Halve squirrels, cut rabbits into four or six pieces. These animals are tough, and cannot be fried or roasted without parboiling first.
Says Cone: "I see recipes all the time for fried or grilled rabbit or squirrel. It just will not work." Options are pressure cooking, crock pot or stewing. No parboiling is needed for these techniques.
BIRDS: Always split small birds like woodcock and dove up the backbone to clean out the lungs. Never cook these birds uncovered in an oven.They can be sauteed in butter in an open pan, but only for a short time before they dry out.
Crock pots or casseroles are best. Cone has even cooked wild pigeon in casseroles and got them tender.

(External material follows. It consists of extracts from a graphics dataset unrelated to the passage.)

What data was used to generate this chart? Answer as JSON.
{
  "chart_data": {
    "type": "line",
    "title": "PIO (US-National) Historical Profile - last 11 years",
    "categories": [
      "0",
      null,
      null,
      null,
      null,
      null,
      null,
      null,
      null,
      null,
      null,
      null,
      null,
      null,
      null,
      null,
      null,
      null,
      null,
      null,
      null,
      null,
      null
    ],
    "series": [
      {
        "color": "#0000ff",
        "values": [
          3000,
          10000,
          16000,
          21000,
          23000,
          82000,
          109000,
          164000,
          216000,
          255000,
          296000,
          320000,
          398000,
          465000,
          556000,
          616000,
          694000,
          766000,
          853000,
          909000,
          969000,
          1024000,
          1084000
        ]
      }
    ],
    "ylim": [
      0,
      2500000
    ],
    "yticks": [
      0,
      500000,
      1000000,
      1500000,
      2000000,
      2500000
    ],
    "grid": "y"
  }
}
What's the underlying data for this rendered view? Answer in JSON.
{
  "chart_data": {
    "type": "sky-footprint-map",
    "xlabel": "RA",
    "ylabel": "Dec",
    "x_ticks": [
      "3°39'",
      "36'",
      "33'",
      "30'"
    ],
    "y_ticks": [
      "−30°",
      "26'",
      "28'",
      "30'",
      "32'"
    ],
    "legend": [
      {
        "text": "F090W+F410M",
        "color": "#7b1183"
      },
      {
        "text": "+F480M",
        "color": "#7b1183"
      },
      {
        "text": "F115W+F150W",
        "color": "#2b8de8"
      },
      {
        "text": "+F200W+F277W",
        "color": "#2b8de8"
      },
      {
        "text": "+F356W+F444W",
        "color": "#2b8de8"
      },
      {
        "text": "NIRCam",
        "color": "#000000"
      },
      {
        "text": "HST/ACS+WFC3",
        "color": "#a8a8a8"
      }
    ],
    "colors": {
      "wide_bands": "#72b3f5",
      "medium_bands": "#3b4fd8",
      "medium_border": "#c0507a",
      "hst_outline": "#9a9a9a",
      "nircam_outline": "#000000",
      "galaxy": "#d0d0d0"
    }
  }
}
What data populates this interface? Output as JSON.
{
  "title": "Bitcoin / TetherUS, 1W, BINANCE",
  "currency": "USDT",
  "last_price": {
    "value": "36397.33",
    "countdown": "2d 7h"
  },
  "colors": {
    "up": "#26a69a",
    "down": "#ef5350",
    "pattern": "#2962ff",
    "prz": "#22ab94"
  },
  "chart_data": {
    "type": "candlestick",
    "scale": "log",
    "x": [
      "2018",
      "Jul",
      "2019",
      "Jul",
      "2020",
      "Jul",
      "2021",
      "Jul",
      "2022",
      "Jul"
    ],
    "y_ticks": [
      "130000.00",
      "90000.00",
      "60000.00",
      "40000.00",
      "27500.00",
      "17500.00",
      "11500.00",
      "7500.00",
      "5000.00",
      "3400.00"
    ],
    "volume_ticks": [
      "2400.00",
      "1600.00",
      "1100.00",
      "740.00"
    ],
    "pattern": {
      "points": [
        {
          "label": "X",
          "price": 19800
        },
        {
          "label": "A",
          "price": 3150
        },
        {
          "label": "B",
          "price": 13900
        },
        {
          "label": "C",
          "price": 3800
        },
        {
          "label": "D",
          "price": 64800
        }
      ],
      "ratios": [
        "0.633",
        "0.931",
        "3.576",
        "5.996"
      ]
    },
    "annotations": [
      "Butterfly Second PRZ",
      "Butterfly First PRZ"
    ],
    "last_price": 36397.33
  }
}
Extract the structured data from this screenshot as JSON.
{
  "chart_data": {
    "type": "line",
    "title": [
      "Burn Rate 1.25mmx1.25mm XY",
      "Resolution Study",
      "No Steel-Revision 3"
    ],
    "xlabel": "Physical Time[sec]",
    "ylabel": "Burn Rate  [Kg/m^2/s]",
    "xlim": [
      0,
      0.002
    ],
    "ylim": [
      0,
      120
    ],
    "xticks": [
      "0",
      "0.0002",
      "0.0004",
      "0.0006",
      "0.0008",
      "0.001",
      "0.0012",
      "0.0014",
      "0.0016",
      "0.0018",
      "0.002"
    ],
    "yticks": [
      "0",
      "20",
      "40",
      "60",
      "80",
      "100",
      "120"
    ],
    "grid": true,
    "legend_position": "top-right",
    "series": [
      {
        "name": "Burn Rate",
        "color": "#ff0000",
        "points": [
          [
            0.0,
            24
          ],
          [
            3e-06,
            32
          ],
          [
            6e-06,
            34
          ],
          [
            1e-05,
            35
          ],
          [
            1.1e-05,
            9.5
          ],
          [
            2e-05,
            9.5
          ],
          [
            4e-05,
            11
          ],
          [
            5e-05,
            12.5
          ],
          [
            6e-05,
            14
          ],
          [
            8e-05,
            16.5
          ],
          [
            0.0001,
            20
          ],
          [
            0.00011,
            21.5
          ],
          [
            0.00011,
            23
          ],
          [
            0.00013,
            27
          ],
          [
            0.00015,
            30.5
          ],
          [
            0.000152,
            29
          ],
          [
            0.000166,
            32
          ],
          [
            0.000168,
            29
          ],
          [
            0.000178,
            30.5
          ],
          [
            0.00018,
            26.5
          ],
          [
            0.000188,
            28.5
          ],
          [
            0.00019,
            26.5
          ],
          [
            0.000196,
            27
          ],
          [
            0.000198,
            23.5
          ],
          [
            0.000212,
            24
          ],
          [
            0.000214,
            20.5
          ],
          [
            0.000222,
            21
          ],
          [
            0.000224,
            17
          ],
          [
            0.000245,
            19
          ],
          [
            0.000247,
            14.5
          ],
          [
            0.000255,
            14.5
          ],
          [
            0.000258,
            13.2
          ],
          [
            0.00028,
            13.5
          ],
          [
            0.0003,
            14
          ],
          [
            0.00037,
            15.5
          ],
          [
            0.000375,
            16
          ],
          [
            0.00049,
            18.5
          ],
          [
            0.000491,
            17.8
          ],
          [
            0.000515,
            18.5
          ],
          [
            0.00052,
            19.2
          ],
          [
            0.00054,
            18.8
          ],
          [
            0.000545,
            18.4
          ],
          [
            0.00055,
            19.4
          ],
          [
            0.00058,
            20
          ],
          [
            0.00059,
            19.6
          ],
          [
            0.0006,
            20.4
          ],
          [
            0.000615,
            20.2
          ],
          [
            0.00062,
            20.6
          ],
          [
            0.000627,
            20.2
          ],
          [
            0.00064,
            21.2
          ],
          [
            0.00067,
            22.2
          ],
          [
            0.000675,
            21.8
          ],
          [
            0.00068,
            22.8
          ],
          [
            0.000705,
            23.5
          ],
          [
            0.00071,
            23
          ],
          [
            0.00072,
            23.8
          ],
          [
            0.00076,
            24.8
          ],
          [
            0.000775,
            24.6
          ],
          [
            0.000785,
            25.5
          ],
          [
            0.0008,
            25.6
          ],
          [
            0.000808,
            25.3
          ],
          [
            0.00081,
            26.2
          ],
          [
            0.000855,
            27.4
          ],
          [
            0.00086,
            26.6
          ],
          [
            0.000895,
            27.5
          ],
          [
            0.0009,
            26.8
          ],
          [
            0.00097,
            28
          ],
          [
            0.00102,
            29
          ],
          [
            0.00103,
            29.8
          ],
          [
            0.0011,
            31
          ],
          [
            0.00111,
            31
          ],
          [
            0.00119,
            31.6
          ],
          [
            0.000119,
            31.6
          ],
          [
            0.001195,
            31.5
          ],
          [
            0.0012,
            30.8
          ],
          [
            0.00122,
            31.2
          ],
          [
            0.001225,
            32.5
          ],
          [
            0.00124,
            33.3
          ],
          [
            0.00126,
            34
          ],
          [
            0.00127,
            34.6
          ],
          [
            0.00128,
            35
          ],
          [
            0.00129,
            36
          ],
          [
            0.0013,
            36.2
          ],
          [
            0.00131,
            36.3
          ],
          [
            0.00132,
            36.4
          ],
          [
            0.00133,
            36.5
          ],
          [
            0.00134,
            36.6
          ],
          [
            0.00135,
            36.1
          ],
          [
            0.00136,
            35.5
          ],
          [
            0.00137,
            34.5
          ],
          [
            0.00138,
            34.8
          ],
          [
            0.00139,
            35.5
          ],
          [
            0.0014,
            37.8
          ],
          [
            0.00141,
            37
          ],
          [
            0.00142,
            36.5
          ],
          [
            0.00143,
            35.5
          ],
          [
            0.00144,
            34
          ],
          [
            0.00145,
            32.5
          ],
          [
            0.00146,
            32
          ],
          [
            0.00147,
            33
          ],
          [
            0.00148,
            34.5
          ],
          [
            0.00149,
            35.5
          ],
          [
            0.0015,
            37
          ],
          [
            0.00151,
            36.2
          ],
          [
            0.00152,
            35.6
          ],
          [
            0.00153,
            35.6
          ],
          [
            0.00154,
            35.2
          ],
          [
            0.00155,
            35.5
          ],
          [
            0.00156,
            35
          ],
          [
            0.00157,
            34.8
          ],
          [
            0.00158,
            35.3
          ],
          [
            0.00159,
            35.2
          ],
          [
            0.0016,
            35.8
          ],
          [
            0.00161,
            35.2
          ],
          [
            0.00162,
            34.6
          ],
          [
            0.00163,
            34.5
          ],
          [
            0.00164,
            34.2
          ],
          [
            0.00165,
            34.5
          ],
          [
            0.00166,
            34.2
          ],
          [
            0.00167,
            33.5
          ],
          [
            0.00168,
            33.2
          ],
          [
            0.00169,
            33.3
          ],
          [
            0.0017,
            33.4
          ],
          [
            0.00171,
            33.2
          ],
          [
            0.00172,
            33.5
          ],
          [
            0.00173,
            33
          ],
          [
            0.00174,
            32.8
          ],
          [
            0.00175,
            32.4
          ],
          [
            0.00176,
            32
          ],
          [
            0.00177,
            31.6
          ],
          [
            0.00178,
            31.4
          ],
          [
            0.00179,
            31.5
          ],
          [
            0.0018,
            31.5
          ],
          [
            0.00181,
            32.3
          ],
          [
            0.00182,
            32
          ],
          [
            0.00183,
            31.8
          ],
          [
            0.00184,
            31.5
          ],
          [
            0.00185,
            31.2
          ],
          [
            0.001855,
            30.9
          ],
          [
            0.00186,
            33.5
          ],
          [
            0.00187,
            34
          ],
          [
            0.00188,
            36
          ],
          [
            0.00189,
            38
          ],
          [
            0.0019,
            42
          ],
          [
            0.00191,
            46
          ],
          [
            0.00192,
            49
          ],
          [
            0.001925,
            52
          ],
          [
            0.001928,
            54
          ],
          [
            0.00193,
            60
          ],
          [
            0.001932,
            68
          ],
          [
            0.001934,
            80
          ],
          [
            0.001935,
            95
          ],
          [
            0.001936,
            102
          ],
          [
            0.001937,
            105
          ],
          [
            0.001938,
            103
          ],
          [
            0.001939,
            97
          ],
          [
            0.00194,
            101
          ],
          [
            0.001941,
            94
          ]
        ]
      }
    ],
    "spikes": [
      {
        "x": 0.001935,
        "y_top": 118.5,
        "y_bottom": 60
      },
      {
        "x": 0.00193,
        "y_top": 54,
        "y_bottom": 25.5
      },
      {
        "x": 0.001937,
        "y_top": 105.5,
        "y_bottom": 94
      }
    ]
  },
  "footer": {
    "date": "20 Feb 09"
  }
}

For ducks, pheasant and geese, keep in mind that store-bought and wild are entirely different. The fatty ducks you buy in the store bear little relation to their wild cousins.
Again, brown-in bags, foil or some other covering are best for baking, except for fatty ducks, which can be cooked open in the oven.
Cone also has little use for hanging game to age the meat. In almost all cases, she contends, it's best to butcher and freeze or cook immediately.
Cone's recipes are pleasant to read informative in a folksy, informal way. As a hunter herself, Cone gives game its due. She knows the sacrifice that can go into bringing home a pair of rabbits or a single duck. She figures a little sacrifice in the kitchen can make the circle complete.